QEII TIMES: “I’m part of Nova Scotia now, and it’s permanently a part of me.”

A QEII patient from Germany and his brother stand in front of a Halifax mural.

Andreas Fraissl (right) needed emergency gallbladder surgery at the QEII on what was supposed to be his last night in Nova Scotia. This unexpected turn of events meant an extra week recovering before his return trip to Germany with his brother Thomas (left). CONTRIBUTED

Visitor requires emergency surgery at the QEII

In January 2026, Andreas Fraissl was enjoying the last days of a visit to Nova Scotia from Germany. As a child, his parents owned a cottage near Yarmouth and they visited often. As adults, he and his brother Thomas revived the tradition with an annual winter trip to the province.

“It's always amazing and beautiful there,” Andreas says from his home near Heidelberg where he works as a travel agent and tour operator. “We'd been down to the cottage and had a fantastic time. One night, suddenly I had this stomach pain.”

He ignored it and travelled to Halifax to catch a flight home.

The pain returned and ramped up near midnight. Andreas and his brother left the hotel and entered the busy emergency department of the QEII Health Science Centre. When he was seen by a doctor, he learned the problem was his gallbladder.

“They told me, ‘You can't fly back to Germany. It's far too dangerous,’” he recalls.

His brother cancelled their flight to stay by Andreas’s side while he was moved to floor 7.1. Andreas has always been afraid of hospitals, and this emergency entrance into a Canadian one that he had to navigate in a second language was intense.

Laura Brown was working an overtime shift and was tasked with admitting Andreas. She immediately felt empathy for him.

“I just looked at him and said, ‘I'm really sorry that you're in this situation, especially since you’re from out of country.’”

That moment of human honesty connected with Andreas. They talked and she answered his questions as best she could. She told him about her own recent trip to the ED after breaking her leg. By the end of it, they were both laughing.

“She was really exceptional because she was very empathetic. She really had the ability to calm me down,” Andreas says.

She got him extra blankets and pillows. She chatted with him.

After emergency gallbladder surgery, Andreas was soon able to return to a hotel with his brother to recover for a week until he was able to safely fly home. The happy day came, but his insurance told him he needed to get a doctor to fill in a 12-page form granting him permission to fly.

He returned to the hospital where everyone was working full speed. Staff suggested he leave it and return in a few days, but he had blown his travel budget with the prolonged stay and his brother also needed to get back to Germany.

Someone spoke to the doctor. She took her lone break for the day and spent the entire time filling out the complicated form. “Honestly, in Germany, nobody would have done that. The Canadian people, they are just so empathetic and friendly and helpful,” Andreas says.

When he got home to Germany, he had one overriding priority: to thank the nurse who made him feel safe.

When Laura heard a former patient was looking for her, her heart fell. “I thought it was going to be a complaint!” It took her a moment to realize it was praise, and to connect it to the frightened man she’d helped a few weeks earlier. She realized how important it was to add the human elements of transparency and humour to the high-quality medical care to treat the whole patient.

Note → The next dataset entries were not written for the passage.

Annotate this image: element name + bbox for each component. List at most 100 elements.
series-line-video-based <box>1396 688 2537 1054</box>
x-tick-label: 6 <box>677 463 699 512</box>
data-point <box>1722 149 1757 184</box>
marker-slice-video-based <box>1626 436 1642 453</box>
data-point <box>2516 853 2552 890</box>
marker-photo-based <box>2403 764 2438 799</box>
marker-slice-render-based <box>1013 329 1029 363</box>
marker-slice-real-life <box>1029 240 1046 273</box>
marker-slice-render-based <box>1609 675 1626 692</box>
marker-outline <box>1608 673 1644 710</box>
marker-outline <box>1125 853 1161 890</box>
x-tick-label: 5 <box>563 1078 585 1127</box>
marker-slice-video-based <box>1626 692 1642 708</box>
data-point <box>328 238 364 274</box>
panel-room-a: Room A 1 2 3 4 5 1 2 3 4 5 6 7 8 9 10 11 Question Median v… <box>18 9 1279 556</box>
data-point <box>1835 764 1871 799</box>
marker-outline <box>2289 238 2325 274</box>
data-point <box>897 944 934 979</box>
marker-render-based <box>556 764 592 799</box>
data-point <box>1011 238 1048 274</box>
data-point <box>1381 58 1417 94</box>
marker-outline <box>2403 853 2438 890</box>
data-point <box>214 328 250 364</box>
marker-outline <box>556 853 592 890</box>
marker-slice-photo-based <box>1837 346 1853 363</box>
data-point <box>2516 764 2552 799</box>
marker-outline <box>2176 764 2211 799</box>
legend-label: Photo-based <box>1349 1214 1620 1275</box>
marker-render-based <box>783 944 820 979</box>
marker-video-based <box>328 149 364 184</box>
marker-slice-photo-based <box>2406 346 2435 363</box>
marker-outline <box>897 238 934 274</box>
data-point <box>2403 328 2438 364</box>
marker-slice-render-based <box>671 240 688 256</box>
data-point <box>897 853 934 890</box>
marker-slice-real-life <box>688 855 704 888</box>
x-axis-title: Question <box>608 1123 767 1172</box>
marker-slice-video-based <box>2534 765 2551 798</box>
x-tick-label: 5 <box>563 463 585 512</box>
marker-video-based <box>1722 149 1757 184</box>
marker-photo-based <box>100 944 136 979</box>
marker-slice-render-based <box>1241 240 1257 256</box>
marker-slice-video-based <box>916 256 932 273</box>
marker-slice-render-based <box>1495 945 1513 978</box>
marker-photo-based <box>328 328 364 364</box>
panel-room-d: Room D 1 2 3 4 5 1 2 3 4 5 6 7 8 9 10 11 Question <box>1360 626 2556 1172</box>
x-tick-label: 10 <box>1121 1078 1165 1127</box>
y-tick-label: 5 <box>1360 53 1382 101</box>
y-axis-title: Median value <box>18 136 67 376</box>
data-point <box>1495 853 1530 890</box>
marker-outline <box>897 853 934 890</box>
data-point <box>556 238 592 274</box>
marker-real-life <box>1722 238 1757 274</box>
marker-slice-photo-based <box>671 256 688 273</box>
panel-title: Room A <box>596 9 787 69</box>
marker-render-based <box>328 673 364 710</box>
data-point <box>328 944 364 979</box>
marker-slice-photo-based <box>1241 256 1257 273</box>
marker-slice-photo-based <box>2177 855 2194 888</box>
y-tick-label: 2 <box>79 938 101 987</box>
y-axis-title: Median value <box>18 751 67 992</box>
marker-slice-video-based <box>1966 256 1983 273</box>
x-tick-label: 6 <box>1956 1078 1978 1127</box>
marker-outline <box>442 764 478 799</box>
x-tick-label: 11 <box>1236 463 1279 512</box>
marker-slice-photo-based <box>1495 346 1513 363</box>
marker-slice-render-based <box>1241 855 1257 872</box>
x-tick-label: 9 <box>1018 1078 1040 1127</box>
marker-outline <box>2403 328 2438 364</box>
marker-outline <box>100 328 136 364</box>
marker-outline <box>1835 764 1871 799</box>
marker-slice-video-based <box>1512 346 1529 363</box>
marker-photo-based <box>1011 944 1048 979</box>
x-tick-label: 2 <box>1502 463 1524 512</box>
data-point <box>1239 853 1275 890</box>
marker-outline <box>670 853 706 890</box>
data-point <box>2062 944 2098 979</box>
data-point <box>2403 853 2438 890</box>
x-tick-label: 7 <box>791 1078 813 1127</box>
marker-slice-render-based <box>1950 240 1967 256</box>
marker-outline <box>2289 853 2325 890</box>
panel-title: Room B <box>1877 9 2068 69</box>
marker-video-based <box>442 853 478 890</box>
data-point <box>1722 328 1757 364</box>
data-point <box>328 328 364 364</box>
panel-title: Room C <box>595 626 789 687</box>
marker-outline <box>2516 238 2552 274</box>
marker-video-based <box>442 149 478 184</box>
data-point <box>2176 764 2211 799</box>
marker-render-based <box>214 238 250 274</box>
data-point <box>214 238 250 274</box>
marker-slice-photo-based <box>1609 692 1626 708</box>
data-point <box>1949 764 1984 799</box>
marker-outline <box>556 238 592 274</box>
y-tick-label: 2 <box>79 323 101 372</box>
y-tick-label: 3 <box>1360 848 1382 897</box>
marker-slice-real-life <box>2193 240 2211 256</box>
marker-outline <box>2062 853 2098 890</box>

“I'm a real person. They're a real person. Maybe I'm working as a healthcare professional right now, but at the end of the day, we're both just people,” she says. “It's been amazing reinforcement for why I chose this career.”

Ronni Bellefontaine, health services manager, had not worked with Laura often before that overtime shift. “She’s so sweet and such a team player. Laura was elated by the positive feedback. It's just so nice to hear when we make a difference in the lives of patients,” she says.

Andreas has been travelling to Nova Scotia since the early 1990s, but it had always felt like a vacation getaway. After the life-saving stint at the hospital, it feels like home. “I’m part of Nova Scotia now, and it’s permanently a part of me.”

He and Thomas plan to return next year, although hopefully avoiding the hospital adventure.